Чужие люди, как обычно, знали о его семье больше, чем он сам, и однажды вечером, когда все садились ужинать, мистер Кордер занял свое место за столом с выражением лица, предвещающим неприятности. Обычно проповедник старался выдать гнев за вселенскую скорбь, и от этого взгляд у него делался требовательным и угрожал стать кислым, а поскольку безопаснее было упредить взрыв, чем потом сидеть в ошеломленном молчании, Этель с тревогой спросила, хорошо ли отец себя чувствует.
– Если бы я плохо себя чувствовал, надеюсь, мне удалось бы это скрыть. Случилась неприятность, которая меня расстроила. Даже две.
– Дело в собрании комитета по образованию, да? – уточнила Этель.
– Именно, – ответил мистер Кордер и холодно посмотрел на Уилфрида: – Я хочу побеседовать с тобой после ужина. Но, как будто одного несчастья мало, по пути домой я встретил Сэмюэла Бленкинсопа. Я не видел его со времени ужасно нудного доклада о Чарльзе Лэме, и надо сказать, мистеру Бленкинсопу хватило совести выглядеть пристыженным. – Преподобный обвел взглядом стол, ожидая реплики, но никто не рискнул задать вопрос или как‐то прокомментировать его слова. Спросить, из-за чего мистер Бленкинсоп выглядел пристыженным, означало расписаться в собственной глупости; сделать любое замечание в такой неподходящий момент, когда над хорошенькой головой Уилфрида нависла неясная опасность, казалось бы неуместным; однако молчание воспринималось как брошенный вызов, и если молодежи могла послышаться в голосе экономки любезная попытка спасти положение, сама Ханна знала, что ею двигало только безудержное любопытство.

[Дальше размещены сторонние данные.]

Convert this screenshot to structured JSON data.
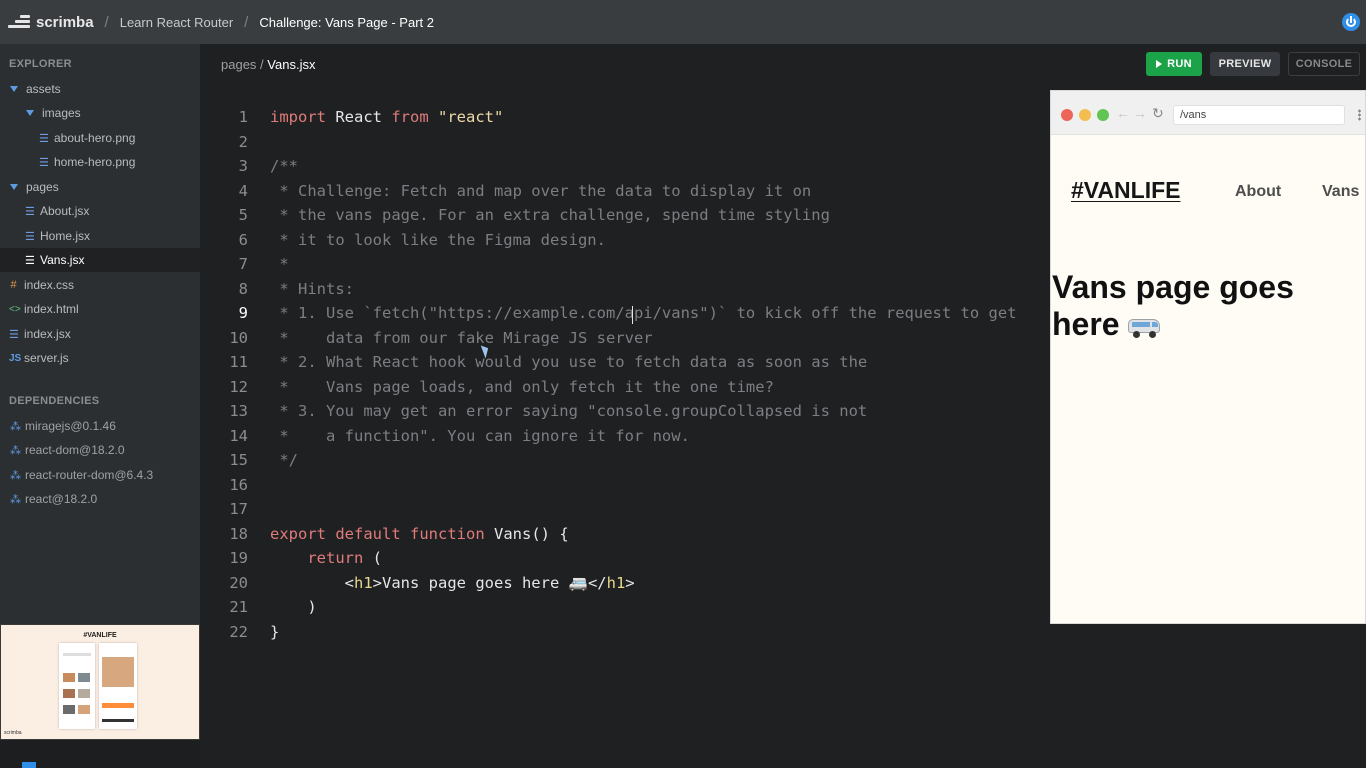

– Вы считаете, – произнесла она, – что ему было стыдно за свой доклад? Он старался забыть о провале, но увидел вас, и его обуял ужас. Мне знакомо это чувство.
– Ничего подобного я не имел в виду, мисс Моул. – Хозяин замолчал и уставился на особу, выдавшую поразительно неуместную речь, взглядом одновременно испытующим и подавляющим дальнейшие попытки заговорить. – К несчастью, ему есть чего стыдиться помимо доклада.
Ханна, на ходу подправляя отношение к невозмутимому молодому соседу, любителю решать шахматные задачи в тиши своей гостиной, не успела прикусить язык и выпалила недоверчиво, но с надеждой в голосе:
– Неужели он ограбил банк?
Она тут же ощутила ужас, разлившийся в атмосфере столовой словно туман, искажающий очертания привычных вещей. Уилфрид украдкой вытянул из рукава носовой платок и принялся тщательно вытирать нос; Этель испуганно переводила взгляд с отца на мисс Моул, не зная, какой реакции ждать от батюшки, и не уверенная в намерениях экономки; легкая тень тревоги мелькнула на лице Рут и тут же исчезла. Всем было очевидно, что серьезным людям вроде мистера Кордера не задают фривольных вопросов, от которых веет легкомыслием, неуместным ни в поведении мисс Моул, ни в ситуации в целом, поэтому экономке лишь оставалось состроить глупо-вопросительный вид и ждать.
Вселенская скорбь мистера Кордера мгновенно обернулась изумленной злостью:
– Если вы пытались пошутить, мисс Моул, то уверяю вас, вышло не смешно!
– Что вы, нет конечно! – протестующе воскликнула Ханна. – Но… – Теперь, когда хозяин открыто напал на нее, она имела право нанести ответный удар и, с бульканьем подавив смешок, закончила: – …Если бы ограбил, было бы смешно.
– Мисс Моул! – возмущенно ахнула Этель.
– Это не в его характере, – пояснила мисс Моул, вздернув подбородок.
– Так вы знакомы с мистером Бленкинсопом? – медленно произнес мистер Кордер, словно напал на след преступления.
– Я виделась с ним… – начала мисс Моул, но преподобный перебил с предательской резкостью:
– Не в храме!
Только гордость удержала мистера Кордера от того, чтобы задать вопрос, на который Ханна не собиралась отвечать.
Да, мисс Моул слегка взбрыкнула и получила свою порцию веселья, хотя теперь опасалась, что Уилфриду из-за нее достанется. Пока в кабинете шла воспитательная беседа преподобного с племянником, Этель буравила экономку обиженным взглядом.
– Не стоило вам злить отца! – воскликнула она.